In queste relazioni accade del male, lo riconosceremo.

Marcella Tillet, VP di Programmi e Partnership presso la Brooklyn Community Foundation

È importante costruire un rapporto onesto con i beneficiari e dare loro la possibilità di condividere liberamente le proprie prospettive. Un modo in cui il team della Brooklyn Community Foundation ha fatto questo, è chiedere: "In che modo ci mostriamo che sono dannosi?"

Nota che non è "Ci presentiamo in modi dannosi?" C'è una pressione intrinseca in quella domanda affinché i beneficiari rispondano positivamente. Ma quando un finanziatore riconosce che il danno accade, si apre la porta per una discussione onesta.

"È un modo per spostare il potere perché stai chiedendo alla persona o all'organizzazione con cui hai una relazione di continuare attivamente a creare quali sono i limiti di quella relazione", afferma Tillett.

Ad esempio, conversazioni aperte e oneste con la comunità hanno aiutato la Brooklyn Community Foundation a formalizzare la loro concessione di sovvenzioni partecipative.
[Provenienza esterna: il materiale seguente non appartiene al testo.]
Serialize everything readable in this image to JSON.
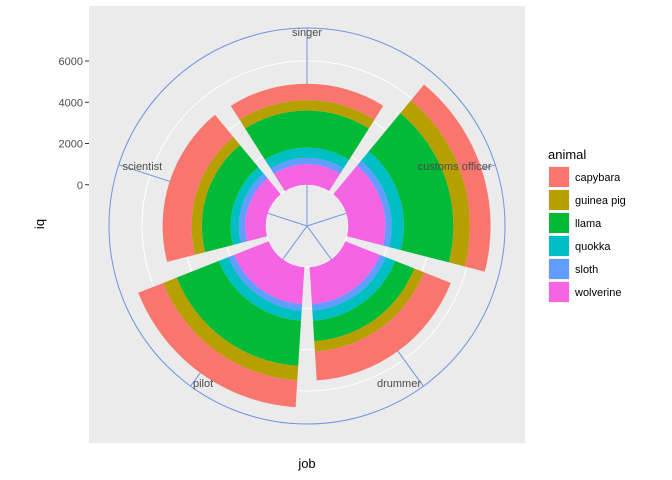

I membri della comunità sono coinvolti nella definizione delle priorità e nel decidere come distribuire le risorse.

"Cerchiamo davvero di essere una partnership tra pari", afferma Tillett.

6. Ridurre la burocrazia

Se hai una domanda di sovvenzione complessa e dispendiosa in termini di tempo, probabilmente stai gravando sui tuoi beneficiari e allontanandoli dal loro lavoro di comunità. Trovare modi per ridurre la burocrazia può aiutarli a compiere le loro missioni e fare di più.

Che aspetto ha in azione?

Per il team della Headwaters Foundation, significava reinventare il processo di approvazione delle sovvenzioni. Piuttosto che una domanda lunga e prolungata e poi settimane o mesi per la revisione, il team ha razionalizzato il proprio lavoro il più possibile

Invece di cercare ragioni per non supportare un'organizzazione, il team della fondazione considera il processo di candidatura come un modo rapido per verificare se le missioni sono allineate.

"Se sei allineato alla missione, dovremmo supportarti", afferma Brenda Solorzano.

Puoi anche cercare modi per trasferire parte dell'onere dai tuoi beneficiari al tuo stesso personale. Alla Headwaters Foundation, invece di far compilare la domanda ai beneficiari, il team ha la possibilità di incontrare un'organizzazione no profit e quindi compilare la domanda per loro. Invece di svolgere il lavoro, il beneficiario può semplicemente fornire l'approvazione o apportare modifiche alla convenzione di sovvenzione creata dal team della fondazione.

Le storie che abbiamo raccolto sul lavoro che viene svolto con questa sovvenzione in denaro, è una trasformazione in molte di queste comunità.

Brenda Solorzano, CEO di Headwaters Foundation

Togliere l'onere amministrativo dai beneficiari non solo li libera per fare più lavoro nella comunità, ma garantisce che come finanziatore, stai sostenendo risultati più equi. Se il processo di candidatura è lungo e complesso, solo le organizzazioni non profit con risorse e personale sufficienti da dedicare a tali processi potranno presentare domanda.

La Headwaters Foundation ha visto questo risultato nel loro lavoro.

"Le storie che abbiamo raccolto sul lavoro svolto con questa sovvenzione in denaro, è una trasformazione in molte di queste comunità", afferma Solorzano. “E queste sono comunità che non hanno grandi infrastrutture, non hanno grandi organizzazioni non profit, non hanno persone che si occupano di sviluppo. Sono il tipo di persone che non sarebbero così competitive in un processo di candidatura tradizionale".